CONTACT: Barbara Maniotis, bmanio@att.net
Greg Banks, vision74us@yahoo.com

The Greater Milwaukee Green Party stands with the Menominee tribe against construction of the Back Forty Mine in Michigan’s Upper Peninsula.

The tribe recently filed suit to prevent the Michigan Department of Environmental Quality from issuing the final wetland permit allowing Aquila Resources to fill Menominee River wetlands to build a large open-pit sulfide mine near Menominee tribal lands.

The tribe’s suit focuses on forcing the federal government to control decisions that could pollute waters that pass through more than one state. The Menominee River forms the border between Upper Michigan and Wisconsin.

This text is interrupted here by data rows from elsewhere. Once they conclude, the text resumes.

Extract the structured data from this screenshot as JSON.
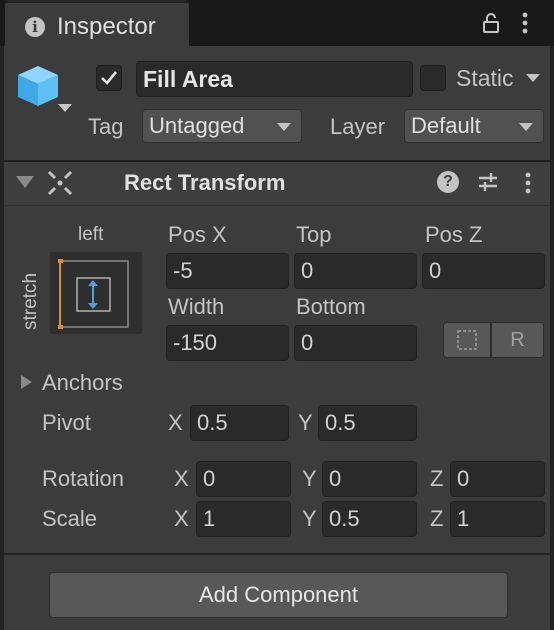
{
  "tab": {
    "title": "Inspector"
  },
  "header": {
    "name": "Fill Area",
    "static_label": "Static",
    "tag_label": "Tag",
    "tag_value": "Untagged",
    "layer_label": "Layer",
    "layer_value": "Default"
  },
  "component": {
    "title": "Rect Transform",
    "anchor_h": "left",
    "anchor_v": "stretch",
    "fields": {
      "pos_x_label": "Pos X",
      "pos_x": "-5",
      "top_label": "Top",
      "top": "0",
      "pos_z_label": "Pos Z",
      "pos_z": "0",
      "width_label": "Width",
      "width": "-150",
      "bottom_label": "Bottom",
      "bottom": "0"
    },
    "raw_label": "R",
    "anchors_label": "Anchors",
    "pivot": {
      "label": "Pivot",
      "x_label": "X",
      "x": "0.5",
      "y_label": "Y",
      "y": "0.5"
    },
    "rotation": {
      "label": "Rotation",
      "x_label": "X",
      "x": "0",
      "y_label": "Y",
      "y": "0",
      "z_label": "Z",
      "z": "0"
    },
    "scale": {
      "label": "Scale",
      "x_label": "X",
      "x": "1",
      "y_label": "Y",
      "y": "0.5",
      "z_label": "Z",
      "z": "1"
    }
  },
  "footer": {
    "add_component": "Add Component"
  },
  "colors": {
    "anchor_blue": "#4aa3e0",
    "anchor_orange": "#d89030"
  }
}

Milwaukee County delegate to the Wisconsin Conservation Congress (WCC), and GMGP co-chair Barbara Maniotis said “It’s unnerving to think that the same Michigan government that approved diverting drinking water in Flint from Lake Michigan to the Flint River would be allowed to destroy wetlands for a mine.”

“Wisconsin has had scientists aid in major environmental decisions for a long time,” Maniotis said.  “Opening up this mine goes against common sense measures to protect our water system and those long held values of consulting and trusting expert scientists to determine whether or not to move forward on a project that could have massively detrimental effects to our natural resources.”

If approved, the Back Forty mine threatens to leach sulfuric acid into local groundwater and the river.

“The Greater Milwaukee Greens have stood for indigenous treaty rights since its founding in the 1980s,” GMGP co-chair Greg Banks said. “We will continue to fight with them, especially in defense of the environment.”